Identification of key modules associated with the clinical traits of CML. (A) Topological overlap matrix plot. The different colors on the horizontal and vertical axes represent different modules. The brightness of the yellow in the middle represents the degree of connectivity of different modules. We observed no significant differences in interactions among the different modules, indicating a high-scale independence degree. (B) Heat map of the correlation between modules and clinical traits of CML. Numbers in the table signify the correlations of the corresponding module eigengenes and clinical traits, with the p-values specified below the correlations in parentheses. (C and D) Distribution of the average gene significance and errors in the modules associated with status and phase of CML. (E) Scatter plot of module eigengenes related to status and phase in the yellow module. (F) Heat map and column chart of gene expression in the yellow module. Intensity and direction of the correlations are indicated in the heat map (red, positively correlated; green, negatively correlated).
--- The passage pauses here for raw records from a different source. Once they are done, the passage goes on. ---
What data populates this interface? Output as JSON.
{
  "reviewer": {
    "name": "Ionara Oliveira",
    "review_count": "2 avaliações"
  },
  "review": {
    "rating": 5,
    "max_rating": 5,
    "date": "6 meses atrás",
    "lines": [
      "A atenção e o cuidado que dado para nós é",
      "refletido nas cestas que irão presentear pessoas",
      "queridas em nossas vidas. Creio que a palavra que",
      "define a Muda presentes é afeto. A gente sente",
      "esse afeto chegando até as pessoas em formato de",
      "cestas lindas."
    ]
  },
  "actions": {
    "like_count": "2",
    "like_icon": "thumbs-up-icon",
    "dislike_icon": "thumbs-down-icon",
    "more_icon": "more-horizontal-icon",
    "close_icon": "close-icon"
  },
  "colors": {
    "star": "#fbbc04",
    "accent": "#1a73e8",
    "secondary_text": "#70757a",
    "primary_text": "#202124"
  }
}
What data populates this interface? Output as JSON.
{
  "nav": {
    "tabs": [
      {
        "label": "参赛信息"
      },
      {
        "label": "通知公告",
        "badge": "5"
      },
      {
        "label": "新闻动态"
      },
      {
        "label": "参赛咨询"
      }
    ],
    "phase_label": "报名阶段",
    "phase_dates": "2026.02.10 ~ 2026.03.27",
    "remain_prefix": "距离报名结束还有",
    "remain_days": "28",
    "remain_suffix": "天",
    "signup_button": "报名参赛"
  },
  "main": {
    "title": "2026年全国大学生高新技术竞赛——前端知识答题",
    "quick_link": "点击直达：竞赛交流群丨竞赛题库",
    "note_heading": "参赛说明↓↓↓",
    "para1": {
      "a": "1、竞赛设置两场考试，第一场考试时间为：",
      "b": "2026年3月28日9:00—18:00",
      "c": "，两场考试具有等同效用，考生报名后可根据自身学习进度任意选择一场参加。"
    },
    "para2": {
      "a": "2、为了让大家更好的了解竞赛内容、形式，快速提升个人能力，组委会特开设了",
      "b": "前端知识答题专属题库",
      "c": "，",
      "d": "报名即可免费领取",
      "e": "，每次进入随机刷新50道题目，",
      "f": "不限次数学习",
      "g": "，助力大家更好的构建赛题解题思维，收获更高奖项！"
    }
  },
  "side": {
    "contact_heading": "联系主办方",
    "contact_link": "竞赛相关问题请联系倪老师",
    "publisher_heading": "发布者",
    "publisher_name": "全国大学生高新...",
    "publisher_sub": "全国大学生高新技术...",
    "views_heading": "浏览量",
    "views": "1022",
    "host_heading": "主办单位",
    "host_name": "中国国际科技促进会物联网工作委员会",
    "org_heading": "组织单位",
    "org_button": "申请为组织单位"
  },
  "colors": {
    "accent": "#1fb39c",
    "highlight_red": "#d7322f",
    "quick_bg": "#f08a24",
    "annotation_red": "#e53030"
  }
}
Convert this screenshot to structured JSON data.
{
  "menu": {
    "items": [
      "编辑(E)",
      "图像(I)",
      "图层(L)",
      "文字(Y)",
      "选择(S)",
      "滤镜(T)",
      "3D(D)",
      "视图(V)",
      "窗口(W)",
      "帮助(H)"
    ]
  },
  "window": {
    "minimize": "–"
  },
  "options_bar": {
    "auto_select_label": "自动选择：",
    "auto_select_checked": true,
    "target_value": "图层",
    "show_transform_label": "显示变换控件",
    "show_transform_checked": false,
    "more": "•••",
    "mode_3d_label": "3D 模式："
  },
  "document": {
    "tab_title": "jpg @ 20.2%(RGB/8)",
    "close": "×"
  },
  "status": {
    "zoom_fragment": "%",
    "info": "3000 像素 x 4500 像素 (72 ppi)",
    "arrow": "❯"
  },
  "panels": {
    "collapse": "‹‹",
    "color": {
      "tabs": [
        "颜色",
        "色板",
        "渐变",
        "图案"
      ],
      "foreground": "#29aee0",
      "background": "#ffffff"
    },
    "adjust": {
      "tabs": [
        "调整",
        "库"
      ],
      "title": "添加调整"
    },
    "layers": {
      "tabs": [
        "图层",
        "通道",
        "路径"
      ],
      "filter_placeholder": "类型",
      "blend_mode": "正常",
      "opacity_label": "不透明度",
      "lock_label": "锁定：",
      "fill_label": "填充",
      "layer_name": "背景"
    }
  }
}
Functional Annotation Of Clinically Significant Modules And SE-Associated Genes

SEs in K562 were downloaded from dbSuper and 806 SE-associated genes estimated according to the “ROSE” algorithm based on the H3K27ac ChIP-seq signal (Figure 4A). To identify the functions of eigengenes within the yellow module and SE-associated genes in K562, 254 eigengenes (Supplementary Table 1) and 806 SEs-associated genes (Supplementary Table 2) were annotated for pathway analysis via Metascape. Heat map was applied to determine the top enrichment clusters for SE-associated genes and eigengenes (Figure 4B) (Supplementary Table 3). The rows represent SE-associated genes and eigengenes, with a discrete color scale used to indicate statistical significance (-Log P). Both SE-associated genes and eigengenes in the yellow module were significantly enriched in eight pathways (red box). Metascape enrichment network visualization disclosed intra-cluster and inter-cluster similarities of enriched terms between SE-associated genes and eigengenes (Figure 4C and D). One term from each cluster was selected for description, shown as a color label. Common pathways are additionally depicted in the figure, whereby nodes are represented by pie charts, indicating their associations with each input gene.

Figure 4.

Figure 4

Pathways and functional annotations for SE-associated genes and eigengenes in the yellow module. (A) Prediction of SEs and SE-associated genes. SEs were predicted using the ROSE algorithm, and SE-associated genes were located closest to their respective SEs. A dot plot of the rank of enhancers based on the H3K27ac ChIP-seq signal was generated. In total, 806 SEs and SE-associated genes were predicted (red dots). Blue dots represent typical enhancers (TE). (B) Heat map showing top enrichment clusters for SE-associated genes and eigengenes, one row per cluster, with a discrete color scale representing statistical significance (-Log P). Gray color indicates lack of significance. (C) Metascape enrichment network visualization showing intra-cluster and inter-cluster similarities of enriched terms for SE-associated genes and eigengenes in the yellow module. Each term is represented by a circle node, where its size is proportional to the number of input genes falling into that term, and its color represents cluster identity. Terms with a similarity score > 0.3 are linked by an edge (the thickness of the edge represents the similarity score). One term from each cluster was selected to have its description shown as a label. (D) Enrichment network visualization of results from SE-associated genes and eigengenes in the yellow module, whereby nodes are represented by pie charts indicating association with each input study.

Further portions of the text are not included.